ティファニアは少し顔を赤く染めつつ口をとがらせる。
「ありがとう。でも、分野が違うでしょ…? それにバルコニーだから危ないよ」
ラティスやアリッサ屋敷の使用人達が毎日のように褒めるので賛辞も聞き慣れたものだが、それでも嬉しいし、少し照れくさい。ティファニアは顔の色を悟られないように少しうつむき、責めるような口調でツクヨミを叱る。
しかし、ツクヨミはあっけらかんとしていた。
「大丈夫。落ちても俺が守ってあげるから」
「もーっ……」
口では怒っていても、ティファニアがツクヨミの手を振りほどくことはなかった。それを知っていてツクヨミはますますティファニアが愛おしい。ぎゅーっと抱きしめる力を強くする。
ティファニアはうふふっと少しうれしそうに笑った。しかし、突然何かを見つけ、本校舎がある方向を指さした。
「ツ、ツクヨミ……」
「なあに、俺のティア?」
「あれ……」
ツクヨミはなにかに至福の時を遮られたことに少しむっとしながら顔を上げた。そして、ティファニアの指さすほうを見る。すると、そこには見覚えのある青年がいた。
「あれって…?」
ティファニアの顔は心なしか青ざめていた。その指の先には黒い靄があったからだ。
その黒い靄には見覚えがあった。確か、前にお茶会に参加した時に見かけたものだ。見るだけで肌を逆なでするような悪寒を覚え、触れると気分を悪くするそれだ。
あれは―――……
「ウルリヒ様……?」
ティファニアの声が小さく漏れると、聞こえようのないはずのウルリヒがこちらを向いた、気がした。

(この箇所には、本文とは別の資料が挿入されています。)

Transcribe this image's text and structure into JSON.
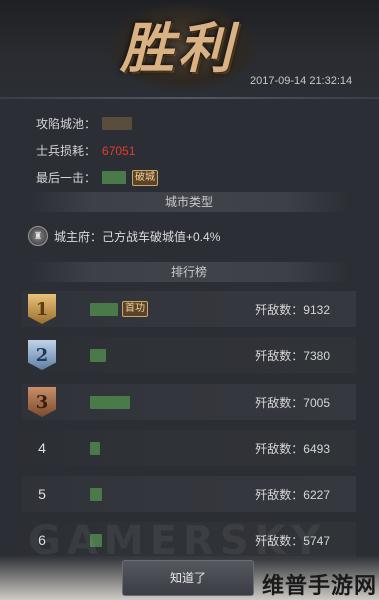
{
  "banner": {
    "title": "胜利",
    "timestamp": "2017-09-14 21:32:14"
  },
  "info": {
    "city_label": "攻陷城池：",
    "loss_label": "士兵损耗：",
    "loss_value": "67051",
    "last_hit_label": "最后一击：",
    "last_hit_tag": "破城"
  },
  "city_section": {
    "header": "城市类型",
    "city_text": "城主府：己方战车破城值+0.4%"
  },
  "ranking": {
    "header": "排行榜",
    "tag_first": "首功",
    "rows": [
      {
        "rank": "1",
        "kills": "歼敌数：9132"
      },
      {
        "rank": "2",
        "kills": "歼敌数：7380"
      },
      {
        "rank": "3",
        "kills": "歼敌数：7005"
      },
      {
        "rank": "4",
        "kills": "歼敌数：6493"
      },
      {
        "rank": "5",
        "kills": "歼敌数：6227"
      },
      {
        "rank": "6",
        "kills": "歼敌数：5747"
      }
    ]
  },
  "watermark": "GAMERSKY",
  "confirm_button": "知道了",
  "brand": "维普手游网",
  "colors": {
    "accent_red": "#e83b30",
    "gold": "#e8c27a"
  }
}
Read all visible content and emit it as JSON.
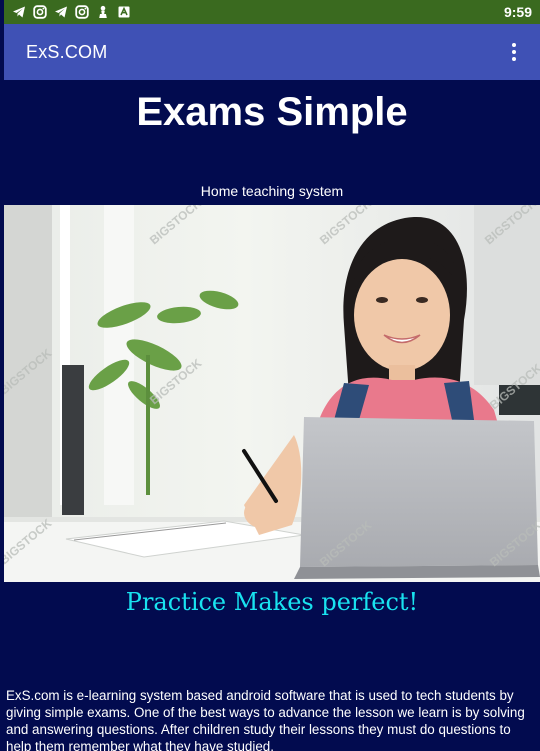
{
  "status_bar": {
    "time": "9:59",
    "icons": [
      "telegram-icon",
      "instagram-icon",
      "telegram-icon",
      "instagram-icon",
      "pawn-icon",
      "news-icon"
    ]
  },
  "app_bar": {
    "title": "ExS.COM",
    "menu_icon": "more-vert-icon"
  },
  "hero": {
    "title": "Exams Simple",
    "subtitle": "Home teaching system",
    "watermark": "BIGSTOCK"
  },
  "tagline": "Practice Makes perfect!",
  "description": "ExS.com is e-learning system based android software that is used to tech students by giving simple exams. One of the best ways to advance the lesson we learn is by solving and answering questions. After children study their lessons they must do questions to help them remember what they have studied.",
  "colors": {
    "status_bar": "#3a6a1f",
    "app_bar": "#3f51b5",
    "background": "#020b4f",
    "tagline": "#19e3f0"
  }
}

ティファニアは悪寒を感じ、咄嗟にしゃがみ込む。バルコニーの手すりから下はしたからだと見えないはずなのだ。今はとにかくウルリヒの視界から外れたかった。妙に心臓がうるさかった。
「ティア、行ったよ」
どれくらい待ったのかわからないが、長い時、そこにいた気がした。ティファニアはツクヨミの言葉を聞いて胸をなでおろした。
そして、そのままつたない足取りで中に入ると、ベッドに向かい、ティファニアは埋まるようにふわふわした布団に身を預けた。先ほどの寒気を思い出して、ぎゅっと目をつむる。
(なんなんだろう、あの靄は……?)
そう考えるうちにティファニアの意識は眠りの中に沈んでいった。